Related: 'An unmitigated disaster': America's year of Covid

“1920 was the last time an infectious disease was a leading causing of death in the US,” said Dr Stephen Woolf, an expert in population health and a professor at Virginia Commonwealth University. “For generations, people who study public health have been taught that era is behind us.

“Once again, an infectious disease has become a leading cause of death,” said Woolf. “Americans are more likely to die from Covid-19 than from heart disease or cancer, and that is something I never thought I would ever say in my career.”

What’s more, the scale of death is expected to decrease American life expectancy by more than one year, the largest single-year decline in 40 years, according to a recently published study in the Proceedings of the National Academy of Sciences.

That burden also falls disproportionately on Black and Latino people, who have experienced a higher death rate and will lose more than two years of life expectancy. The life expectancy gap between white and black Americans is expected to widen to more than five years, a 40% increase.

Woolf and other public health experts believe the scale of death in the US is a reflection of the failure to control the virus ahead of an expected winter surge, travel over the holidays, and failure to implement widespread public health measures such as masking until very late.

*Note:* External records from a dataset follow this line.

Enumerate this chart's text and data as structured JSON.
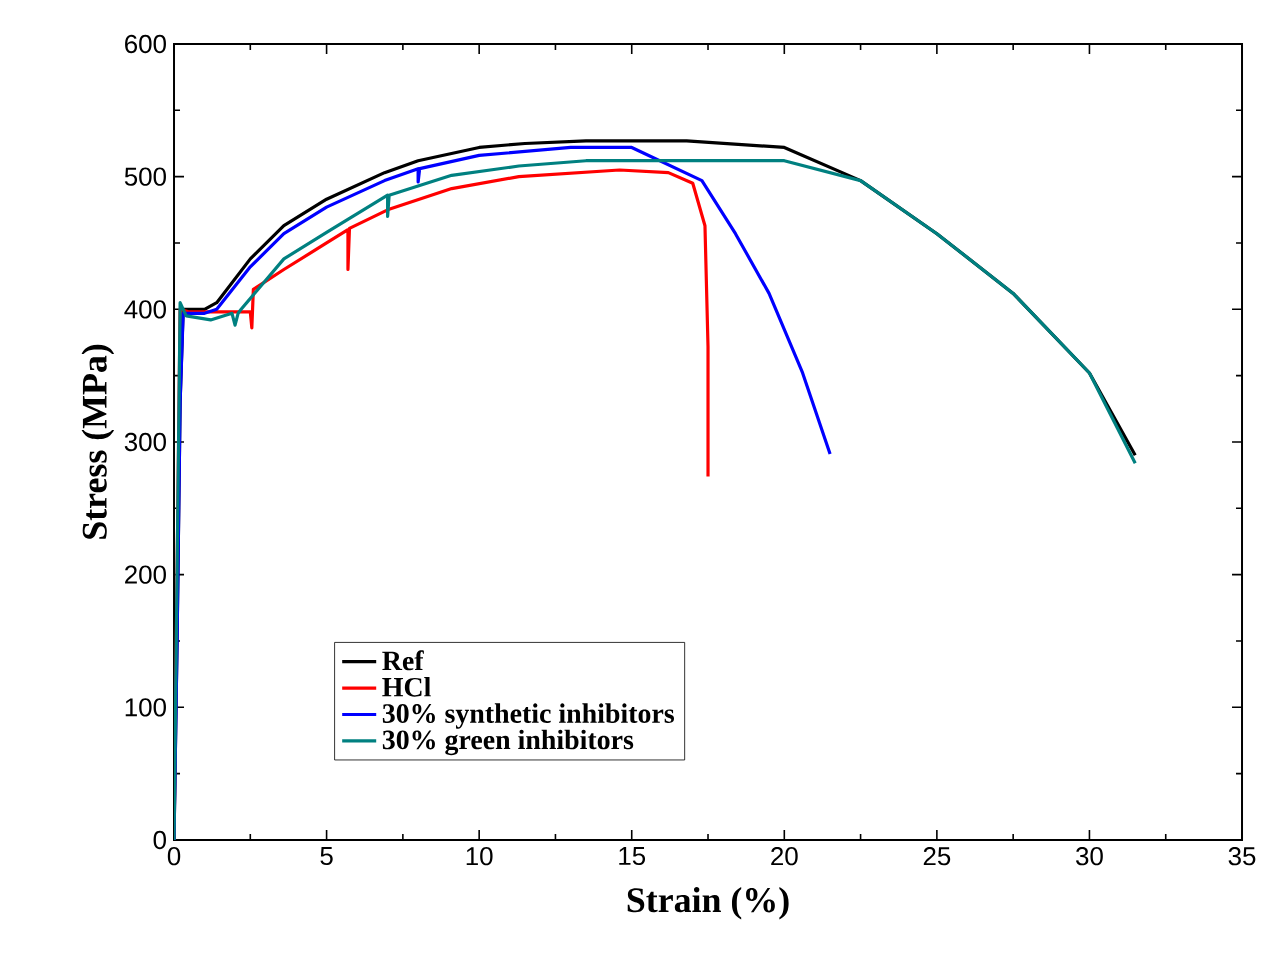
{
  "chart_data": {
    "type": "line",
    "xlabel": "Strain (%)",
    "ylabel": "Stress (MPa)",
    "xlim": [
      0,
      35
    ],
    "xticks": [
      0,
      5,
      10,
      15,
      20,
      25,
      30,
      35
    ],
    "ylim": [
      0,
      600
    ],
    "yticks": [
      0,
      100,
      200,
      300,
      400,
      500,
      600
    ],
    "legend": "bottom left",
    "line_style": "solid",
    "series": [
      {
        "name": "Ref",
        "color": "#000000",
        "x": [
          0,
          0.1,
          0.2,
          0.3,
          0.4,
          1.0,
          1.4,
          2.5,
          3.6,
          5,
          6.9,
          8,
          10,
          11.5,
          13.5,
          16.8,
          20,
          22.5,
          25,
          27.5,
          30,
          31.5
        ],
        "values": [
          0,
          150,
          330,
          400,
          400,
          400,
          405,
          438,
          463,
          483,
          503,
          512,
          522,
          525,
          527,
          527,
          522,
          497,
          457,
          412,
          352,
          290
        ]
      },
      {
        "name": "HCl",
        "color": "#ff0000",
        "x": [
          0,
          0.1,
          0.2,
          0.5,
          2.5,
          2.55,
          2.6,
          3.6,
          5,
          5.7,
          5.7,
          5.75,
          7,
          9.1,
          11.3,
          14.6,
          16.2,
          17.0,
          17.4,
          17.5,
          17.5
        ],
        "values": [
          0,
          200,
          400,
          398,
          398,
          386,
          415,
          430,
          450,
          460,
          430,
          461,
          475,
          491,
          500,
          505,
          503,
          495,
          463,
          372,
          274
        ]
      },
      {
        "name": "30% synthetic inhibitors",
        "color": "#0000ff",
        "x": [
          0,
          0.1,
          0.2,
          0.3,
          0.4,
          1.0,
          1.4,
          2.5,
          3.6,
          5,
          6.9,
          8,
          8,
          8.05,
          10,
          13,
          15,
          17.3,
          18.4,
          19.5,
          20.6,
          21.5
        ],
        "values": [
          0,
          150,
          330,
          397,
          397,
          397,
          400,
          432,
          457,
          477,
          497,
          506,
          496,
          506,
          516,
          522,
          522,
          497,
          457,
          412,
          352,
          291
        ]
      },
      {
        "name": "30% green inhibitors",
        "color": "#008080",
        "x": [
          0,
          0.1,
          0.2,
          0.4,
          1.2,
          1.9,
          2.0,
          2.1,
          2.2,
          3.6,
          5,
          7,
          7,
          7.05,
          9.1,
          11.3,
          13.5,
          20,
          22.5,
          25,
          27.5,
          30,
          31.5
        ],
        "values": [
          0,
          200,
          405,
          395,
          392,
          397,
          388,
          397,
          400,
          438,
          458,
          486,
          470,
          486,
          501,
          508,
          512,
          512,
          497,
          457,
          412,
          352,
          284
        ]
      }
    ]
  }
}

The administration of Donald Trump has faced major criticism for its handling of the virus after it repeatedly failed to organize an effective national response and its top officials – including the US president himself – regularly trafficked in conspiracy theories and denialism.

Now, an acceleration in mortality is also partly expected because a new, more transmissible variant of Covid-19 is believed to be spreading in most states. The strain, called B117, transmits more easily from person to person. The CDC expects it to overtake dominant US strains by March.

The variant is not believed to be deadlier. But the strain will probably lead to more cases and more deaths as further burdens are placed on already overwhelmed hospitals.

Vaccines hold the potential to bring the pandemic to an early end through mass vaccination. However, the hope heralded by the emergency authorization of vaccine candidates has so far been met by a bumpy deployment. More than 31m doses of two available vaccines have been distributed, but only 12 million people have been vaccinated.

President-elect Joe Biden has promised to vaccinate 100 million people in his first 100 days in office, a goal Dr Anthony Fauci, the nation’s top infectious disease expert, said was achievable.

“One thing that’s clear is that the issue of getting 100m doses in the first 100 days is absolutely a doable thing,” said Fauci on Sunday on NBC’s Meet the Press.

Even as Americans mourn the extraordinary loss of 400,000 people, this figure too probably underrepresents the extraordinary toll of the virus. Analyses of “excess mortality”, which compare the expected number of deaths to actual deaths, show official death counts represent only 60-70% of the true death toll.

That is because official tallies do not count Covid-19 deaths not listed on death certificates, while fatal conditions have gone untreated because of disruptions caused by the pandemic.

Recent research also put the monetary cost of the pandemic at nearly 90% of the US gross domestic product, or roughly $16tn through the fall of 2021. That enormous figure was reached by analyzing the economic burdens of death, mental health impairment, and the long-term disabilities of “long-haulers” associated with Covid-19.